In particular, supplementary health insurance can be an effective tool for risk selection, because insurers are allowed to reject applicants based on their health status. [Finally,] insurers are free to give premium rebates to groups for the mandatory basic insurance, which prior to 2006 was not allowed. A group can have any risk composition, and the “organizer” of the group can selectively enroll preferred members only. Although the rebate for the basic insurance is at most 10 percent, insurers can give these groups any rebate on supplementary health insurance or other insurance products. . . . Given the increasing incentives and expanding tools for risk selection, further improvements of the risk-equalization method are necessary to prevent insurers from engaging in risk selection, which occurs, for example, in Switzerland.
US insurers are sure to import methods like that, and to continue along current lines of risk selection. As health policy expert Karen Pollitz has noted, all of the following tactics can be used to risk select:
–Selective marketing (including in competing markets)
–Provider network design
Congress or HHS or state insurance commissioners could try to outlaw those practices. But as Pollitz has noted, as of 1997, the “US Department of Lagbor had resources to review each employer-sponsored group health plan under its jurisdiction once every 300 years.” The Bush years probably did not significantly address that shortage. Moreover, “state insurance department staff levels declined 11% in 2007 while premium volume increased 12%.” The personnel simply aren’t there, and when they are, they are as likely as not to be outgunned by private sector attorneys, lobbyists, and experts-for-hire.
I have taught health care regulation at both Seton Hall and Yale Law Schools, and my students have always been dismayed by the Rube Goldberg-esque cat-and-mouse games that regulators and insurers play to make (and evade) efforts to control risk selection. I have very little faith that DOL, HHS, or their state equivalents (who are also often tasked with regulating life and auto insurance and banks) can really make private insurers accountable, no matter how ingeniously the insurance exchanges are designed.

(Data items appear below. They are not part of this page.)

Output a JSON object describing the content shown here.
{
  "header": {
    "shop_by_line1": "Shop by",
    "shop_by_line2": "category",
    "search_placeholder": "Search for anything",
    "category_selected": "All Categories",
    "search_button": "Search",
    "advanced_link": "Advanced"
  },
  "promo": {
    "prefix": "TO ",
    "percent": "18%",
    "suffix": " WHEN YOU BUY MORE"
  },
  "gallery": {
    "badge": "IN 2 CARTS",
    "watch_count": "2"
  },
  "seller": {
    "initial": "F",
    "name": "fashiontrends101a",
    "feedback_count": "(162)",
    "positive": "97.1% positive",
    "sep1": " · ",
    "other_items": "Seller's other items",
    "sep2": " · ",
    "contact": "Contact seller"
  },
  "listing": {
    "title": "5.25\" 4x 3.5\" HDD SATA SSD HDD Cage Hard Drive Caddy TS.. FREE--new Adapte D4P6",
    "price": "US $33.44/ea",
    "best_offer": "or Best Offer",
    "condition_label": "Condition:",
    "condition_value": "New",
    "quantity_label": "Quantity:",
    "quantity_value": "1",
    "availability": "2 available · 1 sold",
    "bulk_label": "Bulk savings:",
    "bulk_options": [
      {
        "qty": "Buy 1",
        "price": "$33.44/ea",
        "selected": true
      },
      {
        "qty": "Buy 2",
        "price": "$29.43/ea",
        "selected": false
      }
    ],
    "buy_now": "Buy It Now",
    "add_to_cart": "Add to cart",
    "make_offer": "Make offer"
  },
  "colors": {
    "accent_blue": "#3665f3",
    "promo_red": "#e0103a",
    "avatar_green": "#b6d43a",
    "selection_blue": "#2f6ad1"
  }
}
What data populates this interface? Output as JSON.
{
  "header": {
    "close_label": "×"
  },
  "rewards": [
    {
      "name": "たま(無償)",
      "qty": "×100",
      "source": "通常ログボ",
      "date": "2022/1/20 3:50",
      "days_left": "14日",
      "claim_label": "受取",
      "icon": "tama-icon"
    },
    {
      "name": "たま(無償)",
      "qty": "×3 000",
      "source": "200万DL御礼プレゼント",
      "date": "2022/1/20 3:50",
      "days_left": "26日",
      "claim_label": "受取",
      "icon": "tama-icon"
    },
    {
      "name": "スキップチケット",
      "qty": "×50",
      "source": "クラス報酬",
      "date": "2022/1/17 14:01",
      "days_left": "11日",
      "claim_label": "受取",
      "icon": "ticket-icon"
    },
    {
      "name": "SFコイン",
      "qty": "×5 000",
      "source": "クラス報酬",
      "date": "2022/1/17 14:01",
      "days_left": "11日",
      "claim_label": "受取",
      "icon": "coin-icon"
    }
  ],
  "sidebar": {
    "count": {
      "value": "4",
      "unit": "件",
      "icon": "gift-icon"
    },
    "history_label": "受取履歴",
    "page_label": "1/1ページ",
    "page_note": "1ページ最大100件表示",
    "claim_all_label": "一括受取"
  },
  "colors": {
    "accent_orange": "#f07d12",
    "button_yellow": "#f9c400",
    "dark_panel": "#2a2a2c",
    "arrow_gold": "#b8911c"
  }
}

So that’s a case for the public plan largely based on the problems with private insurance regulation. For a positive case, which I’ll develop in my next post, I’ll focus on the middle column of the chart—eternally contested insurer actions designed to ration access to providers.
*For a recognition of this problem in the context of bariatric surgery, and a creative plan for solving it, see Ronen Avraham and K.A.D. Camara, The Tragedy of the Human Commons, 29 CARDOZO L. REV. 479 (“bariatric surgery is just one example of insurers’ failure to cover prospectively efficient treatments. A similar confluence of insureds switching insurers frequently, high transaction costs of individualized contracts, and medical-industry lobbying explain insurers’ failure to cover other prospectively efficient treatments.”).